Industry body UK Finance reported on Thursday that more than £ 5.5bn had been paid out to small and medium-sized businesses under CBILS – an increase of £ 1.4bn from the previous week.

Bank assistance was one of many issues to emerge ahead of Barclays’ AGM, which included a commitment to help tackle climate change.

Activists targeted Barclays headquarters and sprayed
Activists targeted Barclays headquarters and sprayed “fake oil” ahead of the AGM. Photo: Extinction Rebellion

Hours earlier, the facade of Barclays’ Canary Wharf headquarters in London was targeted by the Extinction Rebellion group, which sprayed what they called ‘fake oil’ on the windows.

They said it was to protest the bank’s financial support for energy and utility companies.

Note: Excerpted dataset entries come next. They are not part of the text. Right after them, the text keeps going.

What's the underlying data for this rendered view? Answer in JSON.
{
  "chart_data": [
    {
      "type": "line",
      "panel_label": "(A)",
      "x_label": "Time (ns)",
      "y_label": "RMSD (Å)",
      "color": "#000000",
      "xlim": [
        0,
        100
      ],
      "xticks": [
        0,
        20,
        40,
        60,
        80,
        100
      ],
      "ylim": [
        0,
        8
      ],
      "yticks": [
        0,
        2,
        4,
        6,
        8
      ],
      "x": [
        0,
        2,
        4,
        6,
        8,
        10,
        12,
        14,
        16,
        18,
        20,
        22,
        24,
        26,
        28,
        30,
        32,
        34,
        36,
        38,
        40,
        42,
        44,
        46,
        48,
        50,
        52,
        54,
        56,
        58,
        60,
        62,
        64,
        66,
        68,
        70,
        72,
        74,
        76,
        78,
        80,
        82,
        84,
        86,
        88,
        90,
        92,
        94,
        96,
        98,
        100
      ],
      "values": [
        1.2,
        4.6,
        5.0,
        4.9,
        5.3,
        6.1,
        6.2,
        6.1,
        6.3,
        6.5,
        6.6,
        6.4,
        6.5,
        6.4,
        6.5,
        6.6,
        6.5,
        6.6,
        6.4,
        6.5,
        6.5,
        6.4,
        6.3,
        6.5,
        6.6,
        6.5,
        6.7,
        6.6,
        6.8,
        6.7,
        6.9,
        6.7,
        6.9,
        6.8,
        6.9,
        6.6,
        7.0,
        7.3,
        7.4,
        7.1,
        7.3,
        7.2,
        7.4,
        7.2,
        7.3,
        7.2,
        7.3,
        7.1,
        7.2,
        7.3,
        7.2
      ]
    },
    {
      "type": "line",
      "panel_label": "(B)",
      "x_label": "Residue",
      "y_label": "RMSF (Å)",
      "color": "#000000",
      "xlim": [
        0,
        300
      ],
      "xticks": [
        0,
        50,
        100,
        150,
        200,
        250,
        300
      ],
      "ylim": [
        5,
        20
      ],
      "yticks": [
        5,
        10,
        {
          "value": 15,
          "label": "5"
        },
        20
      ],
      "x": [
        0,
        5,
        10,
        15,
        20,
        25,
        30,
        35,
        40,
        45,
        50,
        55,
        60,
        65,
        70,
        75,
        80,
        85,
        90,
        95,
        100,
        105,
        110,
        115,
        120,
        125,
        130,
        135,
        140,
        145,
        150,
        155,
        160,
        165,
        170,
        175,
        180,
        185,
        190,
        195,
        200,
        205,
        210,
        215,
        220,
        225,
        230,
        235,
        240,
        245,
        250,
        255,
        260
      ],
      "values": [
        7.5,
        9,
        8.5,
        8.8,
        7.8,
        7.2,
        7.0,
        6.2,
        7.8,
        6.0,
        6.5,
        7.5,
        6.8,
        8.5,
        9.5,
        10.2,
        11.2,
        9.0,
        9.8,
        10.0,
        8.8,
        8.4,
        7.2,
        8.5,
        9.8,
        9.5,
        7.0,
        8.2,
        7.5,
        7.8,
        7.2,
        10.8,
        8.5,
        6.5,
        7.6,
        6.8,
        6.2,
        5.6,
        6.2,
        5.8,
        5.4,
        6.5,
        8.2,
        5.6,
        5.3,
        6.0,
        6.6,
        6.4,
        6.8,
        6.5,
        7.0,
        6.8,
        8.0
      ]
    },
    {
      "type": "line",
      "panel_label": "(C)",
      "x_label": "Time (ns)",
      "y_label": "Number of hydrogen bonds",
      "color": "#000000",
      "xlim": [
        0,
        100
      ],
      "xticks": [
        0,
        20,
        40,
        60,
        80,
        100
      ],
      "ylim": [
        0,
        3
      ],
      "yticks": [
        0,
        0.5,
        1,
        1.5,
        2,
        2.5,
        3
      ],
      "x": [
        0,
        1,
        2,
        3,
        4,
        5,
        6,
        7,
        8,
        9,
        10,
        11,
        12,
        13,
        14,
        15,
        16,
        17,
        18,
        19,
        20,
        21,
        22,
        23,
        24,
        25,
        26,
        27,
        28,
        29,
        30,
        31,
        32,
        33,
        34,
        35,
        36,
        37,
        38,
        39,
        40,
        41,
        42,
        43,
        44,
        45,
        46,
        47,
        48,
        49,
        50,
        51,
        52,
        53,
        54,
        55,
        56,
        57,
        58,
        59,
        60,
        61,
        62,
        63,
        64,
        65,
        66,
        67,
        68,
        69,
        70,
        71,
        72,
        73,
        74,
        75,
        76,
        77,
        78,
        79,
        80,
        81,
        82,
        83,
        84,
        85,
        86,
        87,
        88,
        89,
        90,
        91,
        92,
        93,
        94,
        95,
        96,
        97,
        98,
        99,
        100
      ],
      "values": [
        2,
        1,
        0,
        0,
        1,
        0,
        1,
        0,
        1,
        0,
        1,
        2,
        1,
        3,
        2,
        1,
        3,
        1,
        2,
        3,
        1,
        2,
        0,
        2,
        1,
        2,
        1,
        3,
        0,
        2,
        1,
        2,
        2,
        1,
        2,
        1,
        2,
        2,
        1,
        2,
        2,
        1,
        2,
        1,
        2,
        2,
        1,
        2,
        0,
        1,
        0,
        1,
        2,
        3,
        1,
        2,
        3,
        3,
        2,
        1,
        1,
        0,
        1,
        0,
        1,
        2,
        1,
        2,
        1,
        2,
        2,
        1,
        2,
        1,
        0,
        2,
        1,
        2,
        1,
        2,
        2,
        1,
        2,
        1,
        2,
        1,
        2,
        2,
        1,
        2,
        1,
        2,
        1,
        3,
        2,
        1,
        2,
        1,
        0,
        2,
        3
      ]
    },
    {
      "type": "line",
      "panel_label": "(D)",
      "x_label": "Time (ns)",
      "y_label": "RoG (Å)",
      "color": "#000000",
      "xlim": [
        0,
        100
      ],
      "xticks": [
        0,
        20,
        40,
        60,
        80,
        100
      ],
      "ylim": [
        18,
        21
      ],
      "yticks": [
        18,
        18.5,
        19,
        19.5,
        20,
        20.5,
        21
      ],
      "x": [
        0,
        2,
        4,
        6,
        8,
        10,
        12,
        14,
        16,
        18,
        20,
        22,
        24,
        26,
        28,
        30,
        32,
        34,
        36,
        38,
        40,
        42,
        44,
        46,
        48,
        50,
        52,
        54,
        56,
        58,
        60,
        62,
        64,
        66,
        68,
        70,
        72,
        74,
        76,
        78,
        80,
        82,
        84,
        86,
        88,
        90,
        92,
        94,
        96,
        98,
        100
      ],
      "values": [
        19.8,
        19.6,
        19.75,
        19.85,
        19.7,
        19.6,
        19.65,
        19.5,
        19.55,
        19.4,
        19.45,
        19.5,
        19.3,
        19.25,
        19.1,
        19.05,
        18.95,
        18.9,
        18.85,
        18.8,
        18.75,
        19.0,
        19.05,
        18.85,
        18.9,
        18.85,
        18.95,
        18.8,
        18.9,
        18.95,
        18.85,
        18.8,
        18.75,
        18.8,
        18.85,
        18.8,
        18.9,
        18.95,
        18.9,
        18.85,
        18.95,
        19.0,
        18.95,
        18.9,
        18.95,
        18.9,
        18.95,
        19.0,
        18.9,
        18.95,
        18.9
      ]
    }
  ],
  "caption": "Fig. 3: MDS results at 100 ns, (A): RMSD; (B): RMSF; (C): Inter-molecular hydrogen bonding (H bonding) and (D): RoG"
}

President Nigel Higgins said in a statement ahead of the meeting: “The size and scale of our company means we can really help accelerate the transition to a low carbon economy.”

The AGM saw the board win overwhelming support from investors for its pledges to tackle climate change while an alternative climate resolution proposed by the Share Action campaign group was defeated – all still attracting a significant 24% of the vote.

Meanwhile, Mr Higgins has expressed regret over the cancellation of the bank’s dividend at the request of the Bank of England.

He told investors the move had an “immediate and unwanted” impact on shareholders, adding that the bank could have afforded the payment.